Frequently asked questions
- What is the longest family-owned hotel in the world?
- Hoshi Ryokan in Awazu Onsen, Japan, which has been run by the Hoshi family for 46 generations since 718 AD. Guinness World Records recognises it as the world's oldest continuously family-run business. It remains in family hands in 2026, making it the longest-tenured family-owned hotel still operating.
- Isn't Nishiyama Onsen Keiunkan the oldest hotel? Is it still family-owned?
- Keiunkan, founded in 705 AD, is the oldest hotel in the world by Guinness's 2011 certification, and one family ran it for 52 generations. But that direct family control ended in 2017: with no family heir, long-serving general manager Kenjiro Kawano became president and ownership moved to a new company. So Keiunkan is the oldest hotel, but no longer family-owned, which is why Hoshi Ryokan leads our family-ownership ranking.
- What is the oldest family-owned hotel in Europe?
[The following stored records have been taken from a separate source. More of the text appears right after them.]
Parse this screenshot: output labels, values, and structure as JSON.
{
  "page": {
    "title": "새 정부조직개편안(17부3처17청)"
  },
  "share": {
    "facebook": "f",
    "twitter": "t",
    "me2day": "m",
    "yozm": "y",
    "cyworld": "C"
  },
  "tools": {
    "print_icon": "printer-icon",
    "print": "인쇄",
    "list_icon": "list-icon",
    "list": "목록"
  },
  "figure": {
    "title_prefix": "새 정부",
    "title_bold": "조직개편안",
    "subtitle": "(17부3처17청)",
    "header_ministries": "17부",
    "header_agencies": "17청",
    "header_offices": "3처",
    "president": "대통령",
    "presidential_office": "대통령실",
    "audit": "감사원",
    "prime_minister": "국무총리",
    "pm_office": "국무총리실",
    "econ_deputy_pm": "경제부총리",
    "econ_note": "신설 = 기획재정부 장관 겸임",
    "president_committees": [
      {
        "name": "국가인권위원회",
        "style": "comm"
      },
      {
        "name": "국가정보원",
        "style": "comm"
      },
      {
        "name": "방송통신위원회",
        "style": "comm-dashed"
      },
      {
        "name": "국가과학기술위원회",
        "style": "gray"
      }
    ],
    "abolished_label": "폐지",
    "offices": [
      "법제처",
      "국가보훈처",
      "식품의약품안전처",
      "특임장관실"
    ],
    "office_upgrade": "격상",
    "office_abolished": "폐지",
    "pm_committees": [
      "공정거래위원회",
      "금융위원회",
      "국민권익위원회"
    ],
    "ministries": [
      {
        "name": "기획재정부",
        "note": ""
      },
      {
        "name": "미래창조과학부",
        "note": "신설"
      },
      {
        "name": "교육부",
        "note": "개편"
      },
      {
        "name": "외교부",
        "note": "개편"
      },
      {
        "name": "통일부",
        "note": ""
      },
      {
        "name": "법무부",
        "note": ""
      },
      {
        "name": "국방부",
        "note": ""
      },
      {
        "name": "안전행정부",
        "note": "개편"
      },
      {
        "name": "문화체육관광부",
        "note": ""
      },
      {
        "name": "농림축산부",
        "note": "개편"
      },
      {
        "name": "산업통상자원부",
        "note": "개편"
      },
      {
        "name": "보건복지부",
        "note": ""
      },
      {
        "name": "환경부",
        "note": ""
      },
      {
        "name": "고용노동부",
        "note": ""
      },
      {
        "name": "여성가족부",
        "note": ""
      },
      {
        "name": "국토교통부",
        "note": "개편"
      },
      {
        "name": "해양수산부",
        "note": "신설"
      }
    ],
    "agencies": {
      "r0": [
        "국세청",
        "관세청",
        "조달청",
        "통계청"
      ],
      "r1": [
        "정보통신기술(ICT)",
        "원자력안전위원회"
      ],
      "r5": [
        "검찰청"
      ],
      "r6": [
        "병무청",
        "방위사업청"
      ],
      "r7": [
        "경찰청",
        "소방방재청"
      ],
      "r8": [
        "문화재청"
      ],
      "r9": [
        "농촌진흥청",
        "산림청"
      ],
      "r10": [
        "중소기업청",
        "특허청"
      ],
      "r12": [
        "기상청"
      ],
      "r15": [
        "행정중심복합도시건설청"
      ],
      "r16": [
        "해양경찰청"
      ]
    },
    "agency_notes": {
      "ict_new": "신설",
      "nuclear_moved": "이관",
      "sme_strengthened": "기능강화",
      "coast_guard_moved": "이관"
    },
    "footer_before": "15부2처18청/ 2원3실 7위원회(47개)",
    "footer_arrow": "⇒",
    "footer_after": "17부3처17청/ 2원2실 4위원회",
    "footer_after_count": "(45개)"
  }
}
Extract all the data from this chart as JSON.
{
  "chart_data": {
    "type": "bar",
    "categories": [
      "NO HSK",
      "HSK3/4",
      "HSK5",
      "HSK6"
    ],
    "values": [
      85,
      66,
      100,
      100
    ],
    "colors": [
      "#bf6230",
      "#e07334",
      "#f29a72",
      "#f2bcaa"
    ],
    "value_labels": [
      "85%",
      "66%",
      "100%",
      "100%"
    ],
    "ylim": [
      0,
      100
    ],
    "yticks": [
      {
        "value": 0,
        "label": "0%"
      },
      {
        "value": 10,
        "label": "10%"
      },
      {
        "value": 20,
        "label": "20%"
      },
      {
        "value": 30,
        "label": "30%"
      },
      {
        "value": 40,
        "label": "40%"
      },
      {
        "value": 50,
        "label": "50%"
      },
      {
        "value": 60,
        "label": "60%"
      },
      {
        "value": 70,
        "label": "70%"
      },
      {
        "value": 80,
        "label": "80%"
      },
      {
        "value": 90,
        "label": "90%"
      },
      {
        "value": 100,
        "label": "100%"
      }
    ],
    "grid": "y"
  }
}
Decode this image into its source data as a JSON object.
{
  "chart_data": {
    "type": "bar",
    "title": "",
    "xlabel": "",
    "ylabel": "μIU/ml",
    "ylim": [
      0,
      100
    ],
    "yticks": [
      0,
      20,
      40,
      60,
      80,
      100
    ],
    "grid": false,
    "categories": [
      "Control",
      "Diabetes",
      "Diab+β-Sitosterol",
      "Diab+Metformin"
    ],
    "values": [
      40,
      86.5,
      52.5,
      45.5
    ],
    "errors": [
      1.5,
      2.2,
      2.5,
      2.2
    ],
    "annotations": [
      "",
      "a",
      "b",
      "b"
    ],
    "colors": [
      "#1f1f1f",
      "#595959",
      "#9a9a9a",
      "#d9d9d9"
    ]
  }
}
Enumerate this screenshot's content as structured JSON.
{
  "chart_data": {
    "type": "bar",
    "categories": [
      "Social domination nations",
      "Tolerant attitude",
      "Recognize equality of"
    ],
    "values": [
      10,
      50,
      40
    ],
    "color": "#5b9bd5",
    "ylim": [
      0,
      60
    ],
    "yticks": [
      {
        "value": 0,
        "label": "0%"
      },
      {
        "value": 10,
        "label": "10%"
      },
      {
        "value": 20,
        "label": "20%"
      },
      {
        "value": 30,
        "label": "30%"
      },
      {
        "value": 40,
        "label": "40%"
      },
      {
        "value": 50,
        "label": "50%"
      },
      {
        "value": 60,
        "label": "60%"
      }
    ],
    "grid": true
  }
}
- By continuous family ownership, Brenners Park-Hotel & Spa in Baden-Baden has the strongest claim: it has stayed in family hands since 1872, passing through only two owning families, and has belonged to the Oetker family since the 1940s. Rome's Hassler Roma (run by the Wirth family for six generations) and London's Goring (four generations of the Goring family since 1910) follow.
- Is The Goring still owned by the Goring family?
- Yes. The Goring opened in 1910 and is the only hotel in London still owned and run by the family that built it. Jeremy Goring, the fourth generation, has led the 69-room Belgravia hotel since 2005. It holds a five-star rating and is a long-standing favourite of the British royal family.
- Is Hoshi Ryokan still open after the 2024 earthquake?
- Yes. The 718-founded ryokan continues to operate in 2026, though its premium Enmeikaku room has stayed out of service because of damage from the January 2024 Noto Peninsula earthquake. The rest of the inn takes reservations as normal.
- Which famous hotels recently stopped being family-owned?
- Three notable names. Nishiyama Onsen Keiunkan passed out of direct family control in 2017. The Grand Hotel on Mackinac Island, run by the Musser family from 1933, was sold to KSL Capital Partners in 2019. And St. Moritz's Badrutt's Palace, founded by the Badrutt family in 1896, is no longer wholly family-owned after two-thirds of its shares were transferred outside the family in 2006.
- How do we verify family ownership?
- We count only hotels still owned by a single family in 2026 (or, where flagged, no more than two successive families, as at Brenners), cross-checking each hotel's own statements against current reporting. Where family control has ended, we say so and move the property to our honest note rather than the ranking. We do not invent founding dates or generation counts.